None that I can remember offhand. I bartended to help pay for my second year and that was great fun. It allowed me the week to devote to school. What is amazing now when I go back on campus is how much things have changed. Entire departments are in different buildings and yet so much still seems the same.
Is there anything you learned while at UW that you continue to apply in your own art or in your work as a gallerist?
Just prior to coming here, I had spent two years involved in drum corps, which taught me the value of hard work and the importance of dedication. While at UW those skills were certainly put to the test with individual and group critiques, papers, and research. UW taught me to prioritize, to pay attention to what mattered to me, and to have the confidence to defend my actions.
What was your focus from the time of your MFA graduation to the opening of SEASON in 2010?
I was fortunate to be an artist in Seattle during a period of growth and prosperity. For about a ten year period, I supported myself on the sales from artwork, as did many other artists in town. I had shows here and in many cities and was able to travel to most of the openings to meet collectors. It was a great period and the art scene in Seattle really grew.
Tell us why you created SEASON and then, more recently, Tela Real.
The economic crash of 2008 was what really created SEASON. I had been involved with many of the grad students for several years prior to 2008 and had been trying to figure how to promote their work to a bigger audience. By 2010, I felt we were at a low point and the idea of opening a gallery seemed safe as we were at rock bottom and there was no where to go but up.
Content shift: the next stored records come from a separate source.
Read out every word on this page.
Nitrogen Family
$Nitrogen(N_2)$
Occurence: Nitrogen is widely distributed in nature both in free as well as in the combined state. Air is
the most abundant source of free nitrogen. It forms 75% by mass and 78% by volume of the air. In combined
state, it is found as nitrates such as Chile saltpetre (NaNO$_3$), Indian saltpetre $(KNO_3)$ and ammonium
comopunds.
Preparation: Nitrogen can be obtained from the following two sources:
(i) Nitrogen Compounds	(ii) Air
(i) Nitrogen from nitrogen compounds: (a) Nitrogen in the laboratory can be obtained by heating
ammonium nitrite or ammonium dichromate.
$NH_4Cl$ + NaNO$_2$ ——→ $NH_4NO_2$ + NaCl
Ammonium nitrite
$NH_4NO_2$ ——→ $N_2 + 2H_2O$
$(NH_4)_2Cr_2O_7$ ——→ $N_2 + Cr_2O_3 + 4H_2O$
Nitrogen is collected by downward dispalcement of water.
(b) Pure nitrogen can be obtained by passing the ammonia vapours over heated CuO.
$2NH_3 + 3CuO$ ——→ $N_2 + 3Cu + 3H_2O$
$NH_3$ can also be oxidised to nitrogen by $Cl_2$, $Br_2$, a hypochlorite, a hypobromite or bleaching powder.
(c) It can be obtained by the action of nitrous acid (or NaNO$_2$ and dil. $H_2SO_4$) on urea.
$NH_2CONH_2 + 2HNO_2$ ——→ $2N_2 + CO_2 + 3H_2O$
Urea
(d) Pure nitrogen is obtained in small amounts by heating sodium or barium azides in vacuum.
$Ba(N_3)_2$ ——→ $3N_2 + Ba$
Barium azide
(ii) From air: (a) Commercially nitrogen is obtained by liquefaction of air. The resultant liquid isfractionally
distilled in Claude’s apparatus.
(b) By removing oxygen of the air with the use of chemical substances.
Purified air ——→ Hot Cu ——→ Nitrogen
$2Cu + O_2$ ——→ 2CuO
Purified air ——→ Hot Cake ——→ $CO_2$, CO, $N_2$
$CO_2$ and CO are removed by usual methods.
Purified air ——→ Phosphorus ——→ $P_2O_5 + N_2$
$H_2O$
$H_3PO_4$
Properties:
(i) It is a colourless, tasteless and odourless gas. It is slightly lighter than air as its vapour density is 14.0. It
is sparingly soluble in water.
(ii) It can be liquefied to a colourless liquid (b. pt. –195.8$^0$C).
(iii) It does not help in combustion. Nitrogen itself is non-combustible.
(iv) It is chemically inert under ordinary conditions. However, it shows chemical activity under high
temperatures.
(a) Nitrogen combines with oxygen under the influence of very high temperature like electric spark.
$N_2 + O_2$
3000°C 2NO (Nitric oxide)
Tela Real happened because I saw an opportunity that would hurt no one and possibly help many. There are plenty of artists who deserve shows, but there are only so many shows available. By starting Tela Real, I created a way to show artists who just needed an opportunity to really shine. It has been great reaching out to strangers, telling them what’s going on, and seeing how excited they are when they see the exhibition documentation. If you are not familiar with Tela Real, it is an instagram-only gallery (@tela.real). No visitors, no hour, no website. The documentation is what really exists, and now with various degrees of lockdown, it has proven to be a perfect exhibition space.
Has your work as a gallerist changed your work as an artist?
Well, it has certainly taught me things to do and to not do when corresponding with others. Also, when I’m in the studio, I am more focused and aware that others are just as simultaneously confident and anxious when they work. Putting yourself out there day after day can be exhausting. It’s okay to step back, enjoy what others are doing, and support them a bit, then return to the studio with a renewed sense of purpose.
Do you have any advice for current students — undergraduate or graduate — about the value of an arts degree and/or any specific skills you recommend learning?
Being generous is one of the most important skills you can have. It takes so little time but the rewards are immeasurable. If you can do a studio visit or help a friend with their statement or whatever, it will pay you back in no time. While in school, remember the teachers are a great resource, and you should get as much out of them as you can. Likewise, they should expect as much out of you. This is a great time to make mistakes, wholeheartedly and without any embarrassment. Learning what not to do is just as important as learning what to do. Also, if you think you may want to have representation at a gallery after you graduate, ask your teachers how that works. If they don’t know, keep asking. Different places want different things, but there are many basics that will help take the mystery out of it. And, most importantly, have fun and enjoy what you are doing.